However, not being able to gallivant about as usual and seeing all those hills I suddenly want to climb and grass to scythe and not being able to it makes you appreciate things a hell of a lot once you start to get better. Not being able to walk up a simple fight of steps due to the sudden vacuum that seems to surround you and then two days later tripping up hills without a break makes you appreciate the beauty of air. Something we all take for granted, except for the asthmatics maybe. The fact that you can’t breathe makes everything difficult until you stop and then you, well me, feel fine and start to look out of the window and start wanting to go for a walk then you get up to make a cuppa and start puffing like a steam engine and all ideas of long walks up hills vanish and TV starts gain a certain appeal. Then I begin to wonder if the gods are just ensuring that I get a spring bout of gamy lung just to remind me to appreciate how good life is. I mean air is wonderful. After a week of suffering for it suddenly being able to draw it deep into you lungs and feel the taste of it and its solidity is amazing. If you do it right and really get the old diaphragm working you can even make it cold and then there’s the rush as all that lovely oxygen gets drawn down into you, giving you an energy that has been missing for a week. Yesterday afternoon when I went down to Turin and as I was driving along the road, lungs full of air I felt really good to be alive. Sounds a bit corny I know but really did. Birds were all over the place, the trees seemed even greener than before, the sun was out, in 600 yards of road I got waved to by 4 people, even the two ring doves which were in the middle of the road as usual seemed happier to fly up to the wall than normal. I had a good play to listen to on the radio, a tummy full of sour cream crisps and pear cider (non-alcoholic) and life was fine with me. The good, noble and positive thoughts of course ensured that there was zero traffic so at a steady 110 I had a great and unusually relaxing drive to an otherwise grotty city. But back to here.

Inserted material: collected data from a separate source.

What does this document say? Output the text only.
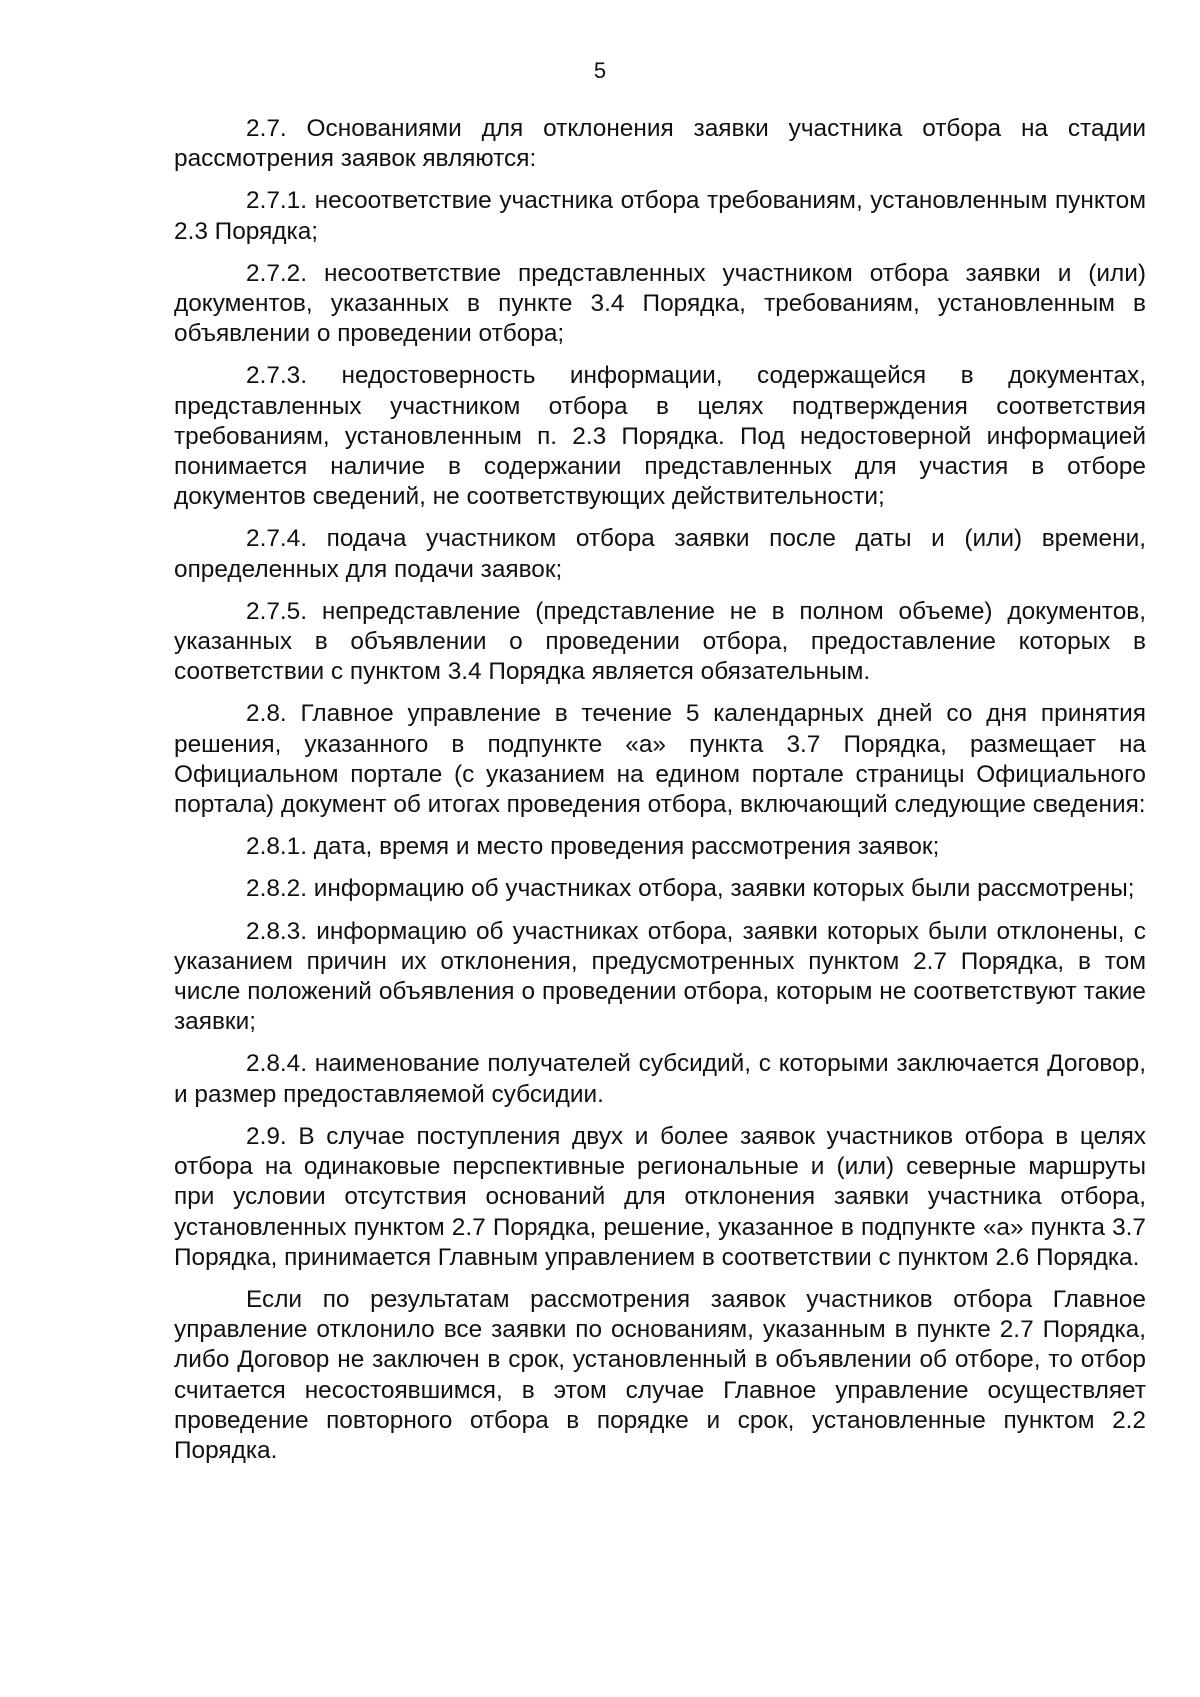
5

2.7. Основаниями для отклонения заявки участника отбора на стадии рассмотрения заявок являются:

2.7.1. несоответствие участника отбора требованиям, установленным пунктом 2.3 Порядка;

2.7.2. несоответствие представленных участником отбора заявки и (или) документов, указанных в пункте 3.4 Порядка, требованиям, установленным в объявлении о проведении отбора;

2.7.3. недостоверность информации, содержащейся в документах, представленных участником отбора в целях подтверждения соответствия требованиям, установленным п. 2.3 Порядка. Под недостоверной информацией понимается наличие в содержании представленных для участия в отборе документов сведений, не соответствующих действительности;

2.7.4. подача участником отбора заявки после даты и (или) времени, определенных для подачи заявок;

2.7.5. непредставление (представление не в полном объеме) документов, указанных в объявлении о проведении отбора, предоставление которых в соответствии с пунктом 3.4 Порядка является обязательным.

2.8. Главное управление в течение 5 календарных дней со дня принятия решения, указанного в подпункте «а» пункта 3.7 Порядка, размещает на Официальном портале (с указанием на едином портале страницы Официального портала) документ об итогах проведения отбора, включающий следующие сведения:

2.8.1. дата, время и место проведения рассмотрения заявок;

2.8.2. информацию об участниках отбора, заявки которых были рассмотрены;

2.8.3. информацию об участниках отбора, заявки которых были отклонены, с указанием причин их отклонения, предусмотренных пунктом 2.7 Порядка, в том числе положений объявления о проведении отбора, которым не соответствуют такие заявки;

2.8.4. наименование получателей субсидий, с которыми заключается Договор, и размер предоставляемой субсидии.

2.9. В случае поступления двух и более заявок участников отбора в целях отбора на одинаковые перспективные региональные и (или) северные маршруты при условии отсутствия оснований для отклонения заявки участника отбора, установленных пунктом 2.7 Порядка, решение, указанное в подпункте «а» пункта 3.7 Порядка, принимается Главным управлением в соответствии с пунктом 2.6 Порядка.

Если по результатам рассмотрения заявок участников отбора Главное управление отклонило все заявки по основаниям, указанным в пункте 2.7 Порядка, либо Договор не заключен в срок, установленный в объявлении об отборе, то отбор считается несостоявшимся, в этом случае Главное управление осуществляет проведение повторного отбора в порядке и срок, установленные пунктом 2.2 Порядка.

Yesterday I strimmed all day practically and spent a couple of hours with me Wilkinson sword secateurs cutting out brambles and ash. Things are starting to look normal again. I nearly got Ted the toad again with the strimmer. He has a charmed life. I normally cut the grass first to about 3 inches high and then graze it down when I see if he’s about or not but sometimes I forget for a moment, enraptured by the flying grass and mud and giddy with destruction and death and zip, brudup (imagined sound of toad) and there he is flattening himself into the grass. I pick him up, brief pictures of Catweasle flick through my mind followed immediately by those of the girl from Follyfoot farm and almost immediately after by the girl in the White Horses, who was my childhood swooning bint and then back to catwealse who is at least someone I understand and who has never let me down like Julia in White Horses. So, the toad. I check him over to see that he’s ok I notice he’s put on a couple of pounds and blowing him a kiss put him back in the grass and carry on the destruction. I am now of the opinion that, even though most of the rest of the planet doesn’t have as many wild strawberries as us that I can’t always feel guilty about strimming them. Once you’ve eaten 20 or so the novelty wears thin, Then I start to collect them in a cup for the howler (who gave me 4 kisses yesterday so I’m feeling better disposed towards her) but then, having to put down the strimmer for two or three berries each time becomes a bind and so to hell with it, I strim the lot, each year the same, each year I promise myself that I will transplant them, each year I break my promise.
Once the strimming was at a good point I stopped to cut back brambles. Millions of the buggers. As they know they have no quarter with me in open field they have now taken to growing up between things I want to keep like the winter jasmine, the three or four flowers we have growing. In the end, along the wall outside the kitchen, I strimmed the lot, flowers and all. Let them sort themselves out. At least it doesn’t look like a jungle, there’s already enough of that 20 yards away and I don’t see why we should have it just outside the kitchen, at least a bit of jungle free grass would be nice. I mean we have Japanese soldiers living in there, you can see their campfires at night.So today I’m blitzing the miniature bit of lawn we have for the guests in front of the house. So although I have been strimming I haven’t done any raking as yet, well not serious raking. Save that for the morrow. And yes we have moles again. How I hate them. I’ve tried humane trapping with no result and last time I tried a nasty little device that cuts them in half but that I thought was too cruel so this time I brought some smoke mole repellent. Lele, in the animal food shop says that if they are in the tunnels at the time the die (no bad thing out of sight …) but if they are elsewhere or can escape they don’t return because of the pong. Let’s hope they are off out somewhere for the day. I sometimes wonder why we have cats though. We also have another mole under the paving stones outside the kitchen door. Of all the places they have to run and they have to come onto our4x5 patio. So smoke bombs for this one too.